UK Tech Firms and Child Protection Agencies to Examine AI's Capability to Create Exploitation Content

Tech firms and child safety organizations will receive authority to evaluate whether artificial intelligence systems can produce child abuse material under recently introduced UK laws.

Substantial Increase in AI-Generated Harmful Content

The announcement coincided with findings from a protection monitoring body showing that cases of AI-generated child sexual abuse material have more than doubled in the last twelve months, rising from 199 in 2024 to 426 in 2025.

Updated Legal Framework

Under the changes, the authorities will permit designated AI developers and child safety groups to examine AI systems – the underlying systems for chatbots and visual AI tools – and ensure they have sufficient safeguards to prevent them from producing depictions of child exploitation.

"Fundamentally about preventing abuse before it happens," stated the minister for AI and online safety, noting: "Specialists, under strict protocols, can now detect the risk in AI systems early."

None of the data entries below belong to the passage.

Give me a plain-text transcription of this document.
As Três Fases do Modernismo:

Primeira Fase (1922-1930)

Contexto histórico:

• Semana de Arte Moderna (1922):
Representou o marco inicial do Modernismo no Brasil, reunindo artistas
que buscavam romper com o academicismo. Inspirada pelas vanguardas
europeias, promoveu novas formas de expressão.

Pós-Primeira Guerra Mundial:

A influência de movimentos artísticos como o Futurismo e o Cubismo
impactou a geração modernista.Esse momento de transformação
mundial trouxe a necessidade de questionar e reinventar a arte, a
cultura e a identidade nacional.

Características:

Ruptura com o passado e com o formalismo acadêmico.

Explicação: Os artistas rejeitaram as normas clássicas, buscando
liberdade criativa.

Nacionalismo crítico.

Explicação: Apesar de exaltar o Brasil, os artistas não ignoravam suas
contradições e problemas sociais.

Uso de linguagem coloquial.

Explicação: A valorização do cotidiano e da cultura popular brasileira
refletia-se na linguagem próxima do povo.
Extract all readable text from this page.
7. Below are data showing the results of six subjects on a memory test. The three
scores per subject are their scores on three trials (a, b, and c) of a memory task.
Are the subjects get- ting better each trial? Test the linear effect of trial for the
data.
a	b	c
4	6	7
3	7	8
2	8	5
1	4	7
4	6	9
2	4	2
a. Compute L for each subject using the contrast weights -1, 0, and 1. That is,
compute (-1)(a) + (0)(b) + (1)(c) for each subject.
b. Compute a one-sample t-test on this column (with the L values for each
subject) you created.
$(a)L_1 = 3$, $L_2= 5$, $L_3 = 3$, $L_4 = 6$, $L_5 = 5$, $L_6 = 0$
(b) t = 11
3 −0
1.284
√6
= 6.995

Tackling Regulatory Challenges

The amendments have been implemented because it is illegal to create and own CSAM, meaning that AI creators and others cannot generate such images as part of a evaluation regime. Previously, officials had to wait until AI-generated CSAM was published online before dealing with it.

This law is aimed at averting that issue by helping to stop the creation of those images at source.

Legislative Structure

The changes are being added by the government as modifications to the crime and policing bill, which is also implementing a prohibition on possessing, producing or distributing AI models designed to create child sexual abuse material.

Real-World Impact

This week, the official visited the London base of a children's helpline and heard a mock-up call to advisors featuring a account of AI-based exploitation. The call depicted a teenager requesting help after being blackmailed using a sexualised deepfake of himself, constructed using AI.

"When I learn about children facing blackmail online, it is a source of intense anger in me and rightful concern amongst parents," he said.

Alarming Statistics

A prominent online safety organization stated that instances of AI-generated exploitation content – such as webpages that may include multiple files – had significantly increased so far this year.

Cases of category A material – the gravest form of exploitation – rose from 2,621 visual files to 3,086.

  • Female children were overwhelmingly targeted, accounting for 94% of illegal AI images in 2025
  • Portrayals of infants to toddlers rose from five in 2024 to 92 in 2025

Industry Response

The law change could "constitute a vital step to ensure AI tools are safe before they are launched," commented the chief executive of the online safety foundation.

"Artificial intelligence systems have made it so survivors can be targeted repeatedly with just a simple actions, providing criminals the capability to make possibly endless quantities of advanced, lifelike child sexual abuse material," she added. "Material which further exploits survivors' suffering, and makes young people, particularly female children, less safe on and off line."

Support Interaction Data

The children's helpline also published information of counselling interactions where AI has been referenced. AI-related harms mentioned in the sessions comprise:

  • Employing AI to evaluate weight, body and appearance
  • Chatbots dissuading young people from consulting safe adults about abuse
  • Being bullied online with AI-generated content
  • Digital blackmail using AI-faked images

Between April and September this year, the helpline conducted 367 support sessions where AI, conversational AI and related terms were mentioned, significantly more as many as in the same period last year.

Half of the mentions of AI in the 2025 sessions were connected with psychological wellbeing and wellbeing, including using AI assistants for support and AI therapeutic applications.

Ashley Morris
Ashley Morris

Elara is a seasoned slot enthusiast and writer, passionate about uncovering hidden gems in the gaming world and sharing actionable advice.